The problem is though that if we had drawn Manchester United away, we would have all thought we could win but Kidderminster away, well that’s uncharted territory and West Ham have a history of struggling against lower opposition.
But could that just be a myth? Well, let’s have a look.
Those of us of a certain age will remember our last trip to Aggborough. That was a game where we seemed to be on the back foot for most of the game but thanks to a solitary Lee Chapman goal we came away with a sneaky win.
Oddly Kidderminster had progressed after knocking out Preston in the previous round, a Preston team which had a certain David Moyes in defence, so there is a clear history here.
In recent times the cup draw has been favourable to yours truly. We, of course, had that earlier mentioned defeat against Oxford United, a game which still sends shivers down my spine and a game which I didn’t even stay until the final whistle so fortunately missed Oxford’s fourth goal.
Cheltenham was an interesting one. The Gloucestershire club made it tough for us Hammers but it’s a game that I will remember not for what happened on the field but off it.
Getting to the ground, we made a slight mistake and ended up being allowed into the home end.
It was only after buying a few beers and walking out to the stand that we realised that we had been allowed into the wrong area.
It seemed that the people who had checked our tickets on entry needed to go to Specsavers.
After security got called we were escorted into the away end and as in that area no alcohol was served, we were the only ones with a beer.
Mind you it wasn’t our performance on the pitch that was questionable that night as our seats were right near the burger counter and we all smelt of fried onions by the time the Hammers had come away with a win.
Our most recent cup performance in my area of the country was at Shrewsbury where having parked at the Percy Thrower garden centre, we were treated with an abject performance which allowed the Shropshire team to earn a draw, and then to subject us all to more tedium at the London Stadium where we finally sneaked an extra time winner.

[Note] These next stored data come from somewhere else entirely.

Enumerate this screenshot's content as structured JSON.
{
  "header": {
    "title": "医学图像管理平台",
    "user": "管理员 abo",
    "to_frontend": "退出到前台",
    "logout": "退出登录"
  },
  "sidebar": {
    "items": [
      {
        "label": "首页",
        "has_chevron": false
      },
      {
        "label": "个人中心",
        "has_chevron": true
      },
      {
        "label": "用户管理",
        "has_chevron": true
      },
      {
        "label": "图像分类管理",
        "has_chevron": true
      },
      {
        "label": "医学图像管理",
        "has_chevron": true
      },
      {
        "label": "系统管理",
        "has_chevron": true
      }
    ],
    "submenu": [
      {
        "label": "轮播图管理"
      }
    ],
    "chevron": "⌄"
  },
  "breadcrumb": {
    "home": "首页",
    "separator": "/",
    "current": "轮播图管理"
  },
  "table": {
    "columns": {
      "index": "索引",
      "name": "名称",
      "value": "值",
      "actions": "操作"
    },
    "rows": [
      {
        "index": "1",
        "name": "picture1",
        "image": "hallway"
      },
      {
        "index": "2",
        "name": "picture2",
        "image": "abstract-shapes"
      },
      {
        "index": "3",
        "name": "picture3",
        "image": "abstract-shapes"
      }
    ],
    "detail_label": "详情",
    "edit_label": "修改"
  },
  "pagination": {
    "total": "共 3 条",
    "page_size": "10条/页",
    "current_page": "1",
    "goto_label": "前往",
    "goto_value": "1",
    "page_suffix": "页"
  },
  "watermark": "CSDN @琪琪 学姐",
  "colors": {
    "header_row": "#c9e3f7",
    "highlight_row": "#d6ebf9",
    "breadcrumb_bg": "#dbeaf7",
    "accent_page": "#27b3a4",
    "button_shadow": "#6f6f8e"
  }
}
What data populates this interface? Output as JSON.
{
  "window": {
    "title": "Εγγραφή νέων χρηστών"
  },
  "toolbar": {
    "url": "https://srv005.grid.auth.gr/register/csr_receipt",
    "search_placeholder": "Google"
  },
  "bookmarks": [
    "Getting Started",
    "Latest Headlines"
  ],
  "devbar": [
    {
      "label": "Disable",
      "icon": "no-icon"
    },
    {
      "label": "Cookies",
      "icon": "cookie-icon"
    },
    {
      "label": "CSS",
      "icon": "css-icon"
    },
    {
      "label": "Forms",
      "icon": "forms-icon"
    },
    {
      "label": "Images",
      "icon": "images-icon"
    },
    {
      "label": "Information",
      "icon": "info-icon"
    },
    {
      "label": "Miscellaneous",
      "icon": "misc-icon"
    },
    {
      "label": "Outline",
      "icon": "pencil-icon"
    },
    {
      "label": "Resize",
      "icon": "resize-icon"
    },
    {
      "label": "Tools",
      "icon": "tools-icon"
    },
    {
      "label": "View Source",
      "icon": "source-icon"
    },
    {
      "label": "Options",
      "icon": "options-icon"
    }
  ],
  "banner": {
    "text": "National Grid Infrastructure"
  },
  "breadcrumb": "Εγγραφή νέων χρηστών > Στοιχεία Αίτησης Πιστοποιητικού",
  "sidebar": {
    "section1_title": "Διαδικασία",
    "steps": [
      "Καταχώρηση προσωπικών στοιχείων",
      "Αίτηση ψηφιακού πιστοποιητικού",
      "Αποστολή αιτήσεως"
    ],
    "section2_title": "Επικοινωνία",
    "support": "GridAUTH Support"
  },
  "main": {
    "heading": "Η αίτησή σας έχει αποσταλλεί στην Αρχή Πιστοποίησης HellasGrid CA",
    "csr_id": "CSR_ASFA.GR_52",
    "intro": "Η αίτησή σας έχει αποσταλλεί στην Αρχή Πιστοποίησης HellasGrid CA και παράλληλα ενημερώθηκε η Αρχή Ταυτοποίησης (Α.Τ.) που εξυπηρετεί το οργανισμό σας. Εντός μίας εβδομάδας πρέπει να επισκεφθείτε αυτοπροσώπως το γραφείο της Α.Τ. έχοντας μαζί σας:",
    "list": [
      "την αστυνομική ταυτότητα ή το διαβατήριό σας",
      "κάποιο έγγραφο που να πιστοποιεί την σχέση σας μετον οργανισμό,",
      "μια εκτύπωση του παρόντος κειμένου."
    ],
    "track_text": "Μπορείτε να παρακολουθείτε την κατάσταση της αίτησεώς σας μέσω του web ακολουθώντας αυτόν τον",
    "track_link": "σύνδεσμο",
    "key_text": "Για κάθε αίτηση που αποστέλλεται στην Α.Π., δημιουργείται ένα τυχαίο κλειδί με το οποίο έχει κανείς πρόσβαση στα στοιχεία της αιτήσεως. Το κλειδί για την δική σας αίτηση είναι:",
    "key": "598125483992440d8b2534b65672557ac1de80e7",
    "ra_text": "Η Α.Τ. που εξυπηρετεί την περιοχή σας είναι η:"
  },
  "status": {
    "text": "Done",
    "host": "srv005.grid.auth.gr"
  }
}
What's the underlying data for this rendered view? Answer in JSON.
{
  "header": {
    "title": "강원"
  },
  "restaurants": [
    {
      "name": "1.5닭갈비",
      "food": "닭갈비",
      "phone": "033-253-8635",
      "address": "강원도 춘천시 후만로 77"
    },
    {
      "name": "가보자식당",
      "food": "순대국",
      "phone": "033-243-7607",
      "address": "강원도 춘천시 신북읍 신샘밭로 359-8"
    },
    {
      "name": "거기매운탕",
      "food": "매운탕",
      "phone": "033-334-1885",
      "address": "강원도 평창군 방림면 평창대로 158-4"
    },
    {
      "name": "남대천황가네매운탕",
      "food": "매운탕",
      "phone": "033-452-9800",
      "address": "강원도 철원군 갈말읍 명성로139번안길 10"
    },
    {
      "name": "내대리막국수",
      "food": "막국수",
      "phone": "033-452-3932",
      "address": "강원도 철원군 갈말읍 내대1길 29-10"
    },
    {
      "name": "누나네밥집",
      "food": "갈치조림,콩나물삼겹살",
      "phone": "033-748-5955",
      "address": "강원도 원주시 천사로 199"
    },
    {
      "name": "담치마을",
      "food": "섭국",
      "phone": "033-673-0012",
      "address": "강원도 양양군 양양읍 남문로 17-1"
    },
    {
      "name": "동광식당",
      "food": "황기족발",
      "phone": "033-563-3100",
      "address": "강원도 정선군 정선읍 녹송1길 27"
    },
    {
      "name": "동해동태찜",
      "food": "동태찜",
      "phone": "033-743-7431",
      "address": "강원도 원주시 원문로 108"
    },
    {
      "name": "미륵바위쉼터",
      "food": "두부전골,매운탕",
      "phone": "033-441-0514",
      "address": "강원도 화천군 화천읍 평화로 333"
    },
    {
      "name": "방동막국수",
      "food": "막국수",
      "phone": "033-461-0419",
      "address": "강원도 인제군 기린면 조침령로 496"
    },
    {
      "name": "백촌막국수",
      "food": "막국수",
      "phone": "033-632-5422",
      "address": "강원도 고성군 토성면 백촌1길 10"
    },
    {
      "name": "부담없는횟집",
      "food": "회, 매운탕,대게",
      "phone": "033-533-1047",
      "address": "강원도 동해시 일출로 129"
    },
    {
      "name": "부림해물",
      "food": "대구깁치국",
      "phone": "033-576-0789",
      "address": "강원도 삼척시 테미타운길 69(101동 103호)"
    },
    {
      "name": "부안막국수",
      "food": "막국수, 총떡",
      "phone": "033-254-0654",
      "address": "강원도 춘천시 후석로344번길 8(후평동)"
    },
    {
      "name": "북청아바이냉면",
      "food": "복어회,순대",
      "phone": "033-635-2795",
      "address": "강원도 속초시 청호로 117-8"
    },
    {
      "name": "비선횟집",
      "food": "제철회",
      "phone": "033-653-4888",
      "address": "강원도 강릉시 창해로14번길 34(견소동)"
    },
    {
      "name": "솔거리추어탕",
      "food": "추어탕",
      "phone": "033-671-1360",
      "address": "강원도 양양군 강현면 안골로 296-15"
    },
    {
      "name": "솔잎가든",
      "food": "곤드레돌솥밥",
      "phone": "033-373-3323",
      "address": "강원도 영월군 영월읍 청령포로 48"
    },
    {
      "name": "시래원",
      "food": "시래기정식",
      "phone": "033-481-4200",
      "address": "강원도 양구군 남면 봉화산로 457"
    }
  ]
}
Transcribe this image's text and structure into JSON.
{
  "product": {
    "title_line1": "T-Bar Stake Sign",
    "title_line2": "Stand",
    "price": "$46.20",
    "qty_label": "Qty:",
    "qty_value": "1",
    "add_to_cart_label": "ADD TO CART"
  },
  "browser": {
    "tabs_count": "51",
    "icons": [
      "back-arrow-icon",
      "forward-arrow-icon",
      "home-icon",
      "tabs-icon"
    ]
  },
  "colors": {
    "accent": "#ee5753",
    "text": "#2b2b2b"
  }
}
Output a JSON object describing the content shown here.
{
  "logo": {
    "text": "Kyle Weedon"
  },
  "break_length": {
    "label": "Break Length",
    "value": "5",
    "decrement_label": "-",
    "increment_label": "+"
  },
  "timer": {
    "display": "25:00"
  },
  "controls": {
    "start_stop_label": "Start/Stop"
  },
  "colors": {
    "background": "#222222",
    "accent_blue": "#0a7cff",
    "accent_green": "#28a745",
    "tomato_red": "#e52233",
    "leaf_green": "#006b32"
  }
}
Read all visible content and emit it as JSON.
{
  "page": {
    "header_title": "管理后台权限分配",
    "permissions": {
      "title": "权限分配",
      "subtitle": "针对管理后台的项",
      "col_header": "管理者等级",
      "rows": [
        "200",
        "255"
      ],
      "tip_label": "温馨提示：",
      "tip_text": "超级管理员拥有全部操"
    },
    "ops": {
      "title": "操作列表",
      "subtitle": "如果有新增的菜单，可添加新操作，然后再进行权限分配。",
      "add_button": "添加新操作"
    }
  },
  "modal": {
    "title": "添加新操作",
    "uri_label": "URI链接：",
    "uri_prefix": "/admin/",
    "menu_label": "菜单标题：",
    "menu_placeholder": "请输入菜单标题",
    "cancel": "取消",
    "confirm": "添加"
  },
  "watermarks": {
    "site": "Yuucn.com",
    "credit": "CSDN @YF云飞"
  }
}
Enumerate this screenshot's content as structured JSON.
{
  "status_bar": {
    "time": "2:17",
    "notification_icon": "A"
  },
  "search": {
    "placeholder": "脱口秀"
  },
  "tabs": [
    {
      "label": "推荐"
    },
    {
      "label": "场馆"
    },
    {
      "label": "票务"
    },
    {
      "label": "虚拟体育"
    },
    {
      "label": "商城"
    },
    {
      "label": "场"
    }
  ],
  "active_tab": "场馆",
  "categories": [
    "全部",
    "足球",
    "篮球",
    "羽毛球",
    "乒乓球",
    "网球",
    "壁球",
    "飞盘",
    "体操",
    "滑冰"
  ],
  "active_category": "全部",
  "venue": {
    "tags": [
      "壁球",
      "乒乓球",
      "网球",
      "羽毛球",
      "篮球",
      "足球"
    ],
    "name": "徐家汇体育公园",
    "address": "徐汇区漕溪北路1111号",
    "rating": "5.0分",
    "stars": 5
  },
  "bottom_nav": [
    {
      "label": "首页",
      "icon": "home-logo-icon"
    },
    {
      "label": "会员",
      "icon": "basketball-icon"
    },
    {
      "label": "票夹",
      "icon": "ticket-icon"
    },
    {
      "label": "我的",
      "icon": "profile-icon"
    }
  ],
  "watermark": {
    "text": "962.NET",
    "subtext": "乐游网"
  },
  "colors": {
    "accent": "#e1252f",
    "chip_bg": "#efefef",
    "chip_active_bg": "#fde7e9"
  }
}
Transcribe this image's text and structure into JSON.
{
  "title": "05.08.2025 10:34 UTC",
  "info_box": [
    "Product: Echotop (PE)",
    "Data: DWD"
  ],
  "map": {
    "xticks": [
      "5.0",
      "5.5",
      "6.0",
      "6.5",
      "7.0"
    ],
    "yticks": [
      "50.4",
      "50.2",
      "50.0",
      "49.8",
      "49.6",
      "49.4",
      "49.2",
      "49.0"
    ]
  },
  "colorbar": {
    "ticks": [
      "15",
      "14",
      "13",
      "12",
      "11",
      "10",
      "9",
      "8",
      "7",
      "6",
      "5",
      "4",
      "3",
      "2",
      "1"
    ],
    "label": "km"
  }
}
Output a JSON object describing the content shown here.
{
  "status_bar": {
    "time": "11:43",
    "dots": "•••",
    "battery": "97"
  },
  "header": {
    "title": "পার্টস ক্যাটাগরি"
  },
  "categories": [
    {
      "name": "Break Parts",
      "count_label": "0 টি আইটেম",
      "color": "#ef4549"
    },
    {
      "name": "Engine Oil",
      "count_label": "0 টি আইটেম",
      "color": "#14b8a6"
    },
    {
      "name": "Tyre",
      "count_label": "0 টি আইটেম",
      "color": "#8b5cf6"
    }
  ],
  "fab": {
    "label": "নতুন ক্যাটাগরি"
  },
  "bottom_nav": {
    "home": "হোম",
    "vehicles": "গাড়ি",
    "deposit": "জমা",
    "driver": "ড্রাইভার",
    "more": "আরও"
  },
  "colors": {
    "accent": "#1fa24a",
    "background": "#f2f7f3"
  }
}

But at least from those three games in the West Midlands, we had escaped with two wins and a draw, I’m discounting the Oxford result here as they are in my eyes an East Midlands team.
But what of other games against lower league sides?
Well who can forget, and trust me I’ve tried, the visit of Emley to the Boleyn back in January 1998.
Yes we won that one too but we really struggled and if it wasn’t for a late John Hartson winner, we would have all been travelling to rural Yorkshire for the replay.
A bit further south from Yorkshire we all watched, due to covid restrictions, our trip last year to Stockport where the highlight of the game wasn’t Craig Dawson’s winner but the fireworks display outside that attempted to hijack the game.
Who cannot forget our trip to Bristol Rovers back in 2007 at the Memorial Stadium? We may have come away with a 2-1 victory and I was home by 11pm but we were missing a midfielder as Kieron Dyer had broken his leg during that game and was never the same again.
Going back further, I should mention our games against Hereford United but I was too young to attend those and so I won’t mention the fact that we went to Edgar Street in 1972 and 1974 but never came away with a win, oops think I just did.
Also notice that I have yet to mention our trip to Merseyside and in particular our tie with Tranmere Rovers, where even a team including Di Canio and Joe Cole succumbed to a 1-0 defeat.
But that was a game in Merseyside, a clear problem area of the country for us Hammers.
And so all-in-all, it just may be a fallacy that we do not get results against lower opposition, sure the games may not be classics but we still have an above average results record.
With the Kidderminster game scheduled for a lunchtime kick off, I will be home well before my fellow Hammers even make the M6.
If the result goes against us, you know who to blame. Yes, that West Midlands local who had prayed to the gods for a ‘local fixture for local people’.